Successes at the Annual Scientific Meeting of The Association of Physicians of Great Britain

The Department of Infection and Immunity is delighted to announce that three members of staff had the privilege to present their work at the recent meeting of The Association of Physicians of Great Britain.

The Association of Physicians of Great Britain, which was founded in 1907 by Sir William Osler and others, is a respected society of eminent, mostly clinical researchers, drawn from medical schools across Britain and Ireland. Its Annual Scientific Meeting was held in the Medical School on 26 and 27 March. To present research at the meeting is considered to be a real honour and we are delighted that Dr Andrew Streets and Dr Paul Collini had their abstracts accepted for oral presentation, and Dr Roger Thompson won the poster prize. Below are further details of the work presented:

Paul-Collini
Dr Paul Collini

In my paper, entitled ‘Mcl-1 Regulates Mitochondrial ROS-mediated Bacterial Killing in Macrophages and Defines Susceptibility to Pulmonary Infection In COPD And HIV’ I described how we have translated basic science research, characterising a fundamental host response to pneumococcal bacteria, from in vitro and mouse models to clinic patients with chronic obstructive pulmonary disease (COPD) and HIV infection.

When the lung encounters the pneumococcus, an immune cell called the macrophage ingests and kills the bacteria before any clinical illness occurs. If this process fails, either because the cell is not functioning properly or is overwhelmed by too many bacteria, pneumonia will develop with the risk of severe complications such as blood poisoning. Our research had discovered that the macrophage is able to augment its ability to destroy bacteria that it has engulfed by employing a second wave of killing associated with its own cell death known as apoptosis associated killing. We observed that a protein called Mcl-1, which usually stabilizes the cell, is used as a switch by the macrophage to trigger this process. By developing transgenic mice that overproduce this human protein in its macrophages and comparing it with a normal mice, we were able to demonstrate that following ingestion of the bacteria the level of Mcl-1 determines the capacity to engage apoptosis-associated killing and if levels of Mcl-1 are too high the macrophages are unable to kill bacteria using mitochondrial-derived reactive oxygen species and mice are more susceptible to pneumonia. We hypothesized that people with COPD and HIV, who are many times more likely to suffer infection with the pneumococcus, might have a defect in this apoptosis associated killing process. To test this we asked volunteers with COPD or HIV to allow us to retrieve macrophages from their lungs using a flexible camera called a bronchoscope. We found that, compared with the same cells from healthy volunteers, both the COPD and HIV patients’ macrophages had increased levels of Mcl-1 and like the transgenic mice failed to appropriately engage apoptotic cell death in response to the bacteria. As a consequence they did not generate the same surge in reactive oxygen molecules and failed to kill the bacteria.

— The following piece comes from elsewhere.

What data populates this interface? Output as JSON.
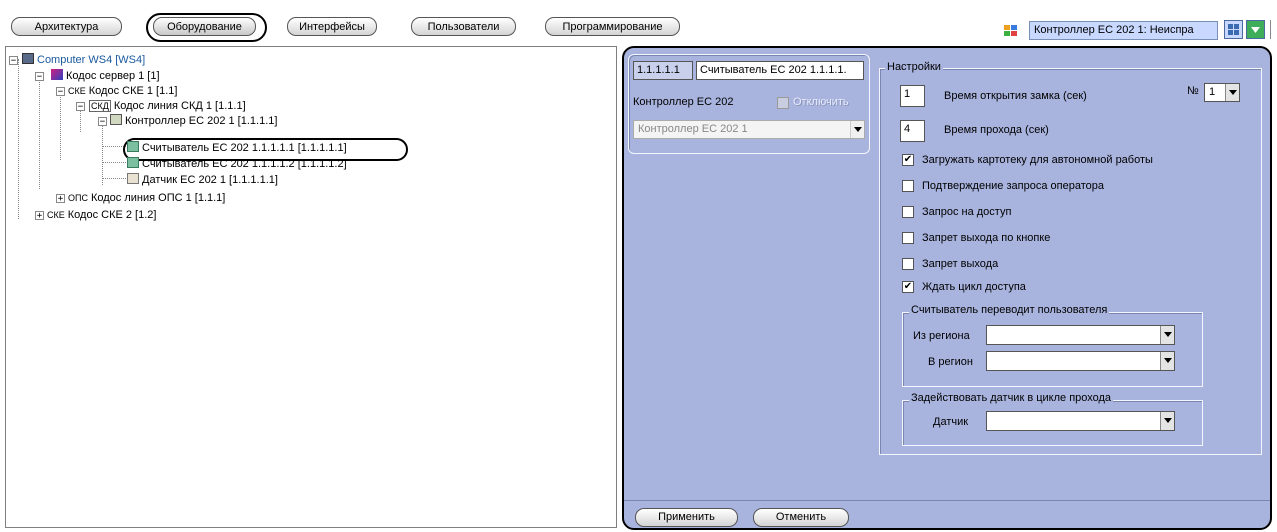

This work implies that enhanced levels of the Mcl-1 protein in macrophages in the lung of people with COPD and HIV increase susceptibility to bacterial pneumonia and modulation of this pathway may represent a new approach to preventing pneumonia.

Authors: Collini, P; Bewley, MA; Preston, JA; Budd, R; Singh, D; Shapiro, S; Whyte, MKB; Dockrell, DH

Dr Andrew Streets
Andy-StreetsOur work in the Kidney Genetics Group within the Academic Unit of Nephrology aims to develop new therapies to treat Autosomal Dominant Polycystic Kidney Disease. Recently we have shown that changes in small regulatory RNA molecules called microRNAs can lead to altered gene expression in kidney cysts. We have identified one gene which is up-regulated over 40 fold in kidney cysts. We have shown that inhibiting the function of the protein product of this gene in ADPKD cells reduces proliferation and may translate into a novel therapeutic target.